Tags from ceaseless-rambler read "#this is such a hard fucking poll because do you love her or hate her' the answer is YES [all caps: yes] #she's great but the fucking morality switch destroys me every time i think about it because. morality switch. what the fuck. #but also. gestures wildly in her direction. you understand? #doctor carmilla #the mechanisms."
Tags from x-caliber read '#prev has a great elaboration actually #bevause i answered thinking only about the unreliable narration that made people think she's evil #but i didn't actually think as far about her ACTIONS [all caps: actions] #now i do think that she had good intentions with the morality switch #that doesn't make it any less fucked up however"
End ID]
Okay in regards to this poll I'm going to do some Doc Carmilla analysis because I don't like having back and forth conversations in tags. This is long, I couldn't really find a way to cut it down
The biggest thing that fucks me up about her is Brian's morality switch. The concept of a morality switch at all is horrifying to me, taking that control away from someone. Brian's about page on the mechanisms website says the reasoning was because Doctor Carmilla found it "amusing" which. Makes me hate it even more. @x-ca1iber pointed out the fact that Jonny is an unreliable narrator, which is a good point. However, I doubt Jonny wrote everyone's bio and I don't think either morality mode would really let Brian lie about it, lying is wrong and I can't come up with ends that would justify it. Brian could be wrong about reasoning, of course, but I'm not sure why he would be. Because a lot of that second half is speculation, *please* let me know if there's anything to agree or disagree with any of it.
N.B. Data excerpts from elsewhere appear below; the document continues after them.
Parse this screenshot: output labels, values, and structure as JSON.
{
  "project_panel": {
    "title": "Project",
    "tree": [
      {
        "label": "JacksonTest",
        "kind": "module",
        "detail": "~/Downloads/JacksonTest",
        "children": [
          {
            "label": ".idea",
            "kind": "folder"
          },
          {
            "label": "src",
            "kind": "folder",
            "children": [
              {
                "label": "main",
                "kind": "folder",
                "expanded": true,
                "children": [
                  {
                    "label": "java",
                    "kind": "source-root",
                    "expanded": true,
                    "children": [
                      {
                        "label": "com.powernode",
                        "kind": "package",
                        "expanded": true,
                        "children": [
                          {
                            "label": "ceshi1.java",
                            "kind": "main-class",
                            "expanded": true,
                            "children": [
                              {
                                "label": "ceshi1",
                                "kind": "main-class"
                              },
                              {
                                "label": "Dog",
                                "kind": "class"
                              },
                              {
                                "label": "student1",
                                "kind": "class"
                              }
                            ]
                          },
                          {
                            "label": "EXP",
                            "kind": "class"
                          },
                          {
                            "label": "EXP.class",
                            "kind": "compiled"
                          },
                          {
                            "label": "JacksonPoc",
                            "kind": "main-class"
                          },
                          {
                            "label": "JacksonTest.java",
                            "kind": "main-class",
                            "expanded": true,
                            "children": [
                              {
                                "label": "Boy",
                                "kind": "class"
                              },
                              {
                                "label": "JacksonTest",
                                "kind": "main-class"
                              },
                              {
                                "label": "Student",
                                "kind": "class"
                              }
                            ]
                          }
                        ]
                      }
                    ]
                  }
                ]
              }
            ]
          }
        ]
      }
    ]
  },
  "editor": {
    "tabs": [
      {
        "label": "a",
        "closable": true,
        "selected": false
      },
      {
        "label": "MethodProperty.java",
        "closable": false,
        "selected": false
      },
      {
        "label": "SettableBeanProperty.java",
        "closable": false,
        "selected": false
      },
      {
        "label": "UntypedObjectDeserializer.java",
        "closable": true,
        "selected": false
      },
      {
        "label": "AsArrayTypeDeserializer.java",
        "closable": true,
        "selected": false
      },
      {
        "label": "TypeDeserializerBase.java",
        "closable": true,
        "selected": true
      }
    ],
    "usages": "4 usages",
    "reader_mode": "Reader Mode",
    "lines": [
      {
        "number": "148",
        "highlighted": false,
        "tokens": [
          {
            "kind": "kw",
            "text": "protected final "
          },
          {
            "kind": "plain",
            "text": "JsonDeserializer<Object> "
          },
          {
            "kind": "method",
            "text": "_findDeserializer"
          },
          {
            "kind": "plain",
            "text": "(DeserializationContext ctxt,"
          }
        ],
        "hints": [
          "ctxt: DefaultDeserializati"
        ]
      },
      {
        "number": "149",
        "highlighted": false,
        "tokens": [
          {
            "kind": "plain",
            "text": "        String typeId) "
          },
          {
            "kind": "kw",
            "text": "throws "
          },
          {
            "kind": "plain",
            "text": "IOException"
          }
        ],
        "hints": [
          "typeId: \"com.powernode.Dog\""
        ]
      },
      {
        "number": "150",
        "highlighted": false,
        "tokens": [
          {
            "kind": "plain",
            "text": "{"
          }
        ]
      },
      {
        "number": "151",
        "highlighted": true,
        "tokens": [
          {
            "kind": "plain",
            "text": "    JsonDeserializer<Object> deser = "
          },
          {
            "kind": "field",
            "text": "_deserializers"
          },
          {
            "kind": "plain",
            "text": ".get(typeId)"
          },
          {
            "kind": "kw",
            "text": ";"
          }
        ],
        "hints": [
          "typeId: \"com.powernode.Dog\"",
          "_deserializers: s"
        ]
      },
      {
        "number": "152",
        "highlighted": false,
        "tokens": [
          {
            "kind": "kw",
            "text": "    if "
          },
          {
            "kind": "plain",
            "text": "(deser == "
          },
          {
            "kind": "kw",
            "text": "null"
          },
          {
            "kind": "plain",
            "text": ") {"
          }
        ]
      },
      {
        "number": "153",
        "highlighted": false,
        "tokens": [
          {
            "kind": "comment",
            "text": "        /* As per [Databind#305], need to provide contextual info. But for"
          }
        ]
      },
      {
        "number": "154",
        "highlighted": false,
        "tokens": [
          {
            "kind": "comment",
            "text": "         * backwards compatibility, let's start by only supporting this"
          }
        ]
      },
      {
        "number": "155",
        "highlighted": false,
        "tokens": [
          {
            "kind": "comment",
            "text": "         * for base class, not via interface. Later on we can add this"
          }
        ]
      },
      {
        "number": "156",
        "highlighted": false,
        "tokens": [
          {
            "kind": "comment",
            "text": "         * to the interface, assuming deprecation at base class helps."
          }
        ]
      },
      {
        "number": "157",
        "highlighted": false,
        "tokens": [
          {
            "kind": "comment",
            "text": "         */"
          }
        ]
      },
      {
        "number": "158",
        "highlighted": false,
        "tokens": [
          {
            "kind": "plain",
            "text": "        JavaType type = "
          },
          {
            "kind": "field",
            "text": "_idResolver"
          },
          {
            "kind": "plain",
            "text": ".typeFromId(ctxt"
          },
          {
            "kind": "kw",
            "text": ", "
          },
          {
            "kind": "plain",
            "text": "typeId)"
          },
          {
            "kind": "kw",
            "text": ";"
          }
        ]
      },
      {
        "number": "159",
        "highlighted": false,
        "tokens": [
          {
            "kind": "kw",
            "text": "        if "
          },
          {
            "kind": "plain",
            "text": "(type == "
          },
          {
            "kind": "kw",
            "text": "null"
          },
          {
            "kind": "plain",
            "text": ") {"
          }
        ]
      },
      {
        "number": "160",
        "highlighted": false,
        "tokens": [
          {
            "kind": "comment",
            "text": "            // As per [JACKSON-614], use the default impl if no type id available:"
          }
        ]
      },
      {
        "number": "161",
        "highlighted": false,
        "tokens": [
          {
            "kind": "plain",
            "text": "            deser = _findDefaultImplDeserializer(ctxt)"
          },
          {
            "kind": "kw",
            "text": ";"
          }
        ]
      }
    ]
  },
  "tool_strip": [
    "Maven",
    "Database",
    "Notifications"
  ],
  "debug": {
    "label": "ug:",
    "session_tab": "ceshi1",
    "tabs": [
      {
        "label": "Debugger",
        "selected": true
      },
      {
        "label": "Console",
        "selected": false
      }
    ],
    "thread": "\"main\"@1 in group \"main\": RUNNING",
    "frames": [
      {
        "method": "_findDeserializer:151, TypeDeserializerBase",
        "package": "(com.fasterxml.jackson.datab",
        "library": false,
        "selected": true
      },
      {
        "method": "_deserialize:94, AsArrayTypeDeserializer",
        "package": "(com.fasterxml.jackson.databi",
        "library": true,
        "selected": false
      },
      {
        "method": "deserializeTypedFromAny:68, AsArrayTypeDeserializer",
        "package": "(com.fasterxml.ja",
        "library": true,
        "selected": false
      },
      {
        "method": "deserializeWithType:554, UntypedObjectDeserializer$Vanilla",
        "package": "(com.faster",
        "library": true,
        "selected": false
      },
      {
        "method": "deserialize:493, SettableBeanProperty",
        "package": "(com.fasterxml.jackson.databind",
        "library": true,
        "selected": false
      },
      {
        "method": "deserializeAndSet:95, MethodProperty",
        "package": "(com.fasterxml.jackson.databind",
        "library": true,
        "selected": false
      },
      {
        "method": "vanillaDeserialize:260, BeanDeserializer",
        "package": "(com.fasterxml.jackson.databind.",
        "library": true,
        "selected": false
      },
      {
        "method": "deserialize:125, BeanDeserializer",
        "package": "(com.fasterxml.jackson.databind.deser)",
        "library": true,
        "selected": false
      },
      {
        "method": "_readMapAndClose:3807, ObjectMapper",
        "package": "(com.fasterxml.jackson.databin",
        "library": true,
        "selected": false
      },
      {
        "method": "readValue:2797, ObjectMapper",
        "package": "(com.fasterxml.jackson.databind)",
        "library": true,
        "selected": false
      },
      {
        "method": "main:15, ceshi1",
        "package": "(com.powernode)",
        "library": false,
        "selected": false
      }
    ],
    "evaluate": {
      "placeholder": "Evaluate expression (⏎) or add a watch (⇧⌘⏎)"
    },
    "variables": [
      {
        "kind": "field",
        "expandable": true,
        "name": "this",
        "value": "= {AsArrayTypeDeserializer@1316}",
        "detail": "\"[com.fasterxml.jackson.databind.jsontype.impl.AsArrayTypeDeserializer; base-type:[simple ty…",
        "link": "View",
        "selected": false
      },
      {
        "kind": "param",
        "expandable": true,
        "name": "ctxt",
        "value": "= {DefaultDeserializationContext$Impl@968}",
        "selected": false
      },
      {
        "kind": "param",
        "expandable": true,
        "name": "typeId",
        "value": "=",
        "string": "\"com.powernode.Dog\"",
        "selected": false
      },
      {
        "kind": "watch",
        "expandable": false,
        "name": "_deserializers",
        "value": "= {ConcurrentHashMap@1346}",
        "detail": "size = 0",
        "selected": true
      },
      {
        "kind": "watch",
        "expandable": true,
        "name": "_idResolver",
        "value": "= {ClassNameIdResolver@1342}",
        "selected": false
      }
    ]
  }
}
The two other things that make me not willing to chalk all of anti-Doctor Carmilla sentiment up to unreliable narration and character misinterpretation are the end of this video and near the end of Lashings. The first video shows Jonny cut the music and, sounding somewhat frantic, ask Carmilla what she's going to do about being thrown out the airlock. When she doesn't respond, he backs away and accuses her of planning something. This is something that isn't attributable to unreliable narration because the premise there isn't that it's a retelling but an actual event occurring. Also, the way Jonny is on edge, expecting her to do something but not knowing what/when and having to just kind of act like it's fine really makes me read it as a bad relationship for him. The end of the Lashings performance shows Nastya stressed about various other things and Doctor Carmilla coming up behind her and hugging her. Nastya visibly tenses and remains as such for the entire interaction. I've seen people argue that this was due to the aforementioned various other things, and it could very much be that! This is definitely my least compelling piece of evidence. But it's worth noting that Doctor Carmilla doesn't back off from the hug and remains sort of in Nastya's face until Nastya steps away. The situation is either Nastya being generally uncomfortable with physical contact at that moment (or in general) and Carmilla not caring, or Nastya being distrustful of her in general. Either way doesn't reflect well on their relationship.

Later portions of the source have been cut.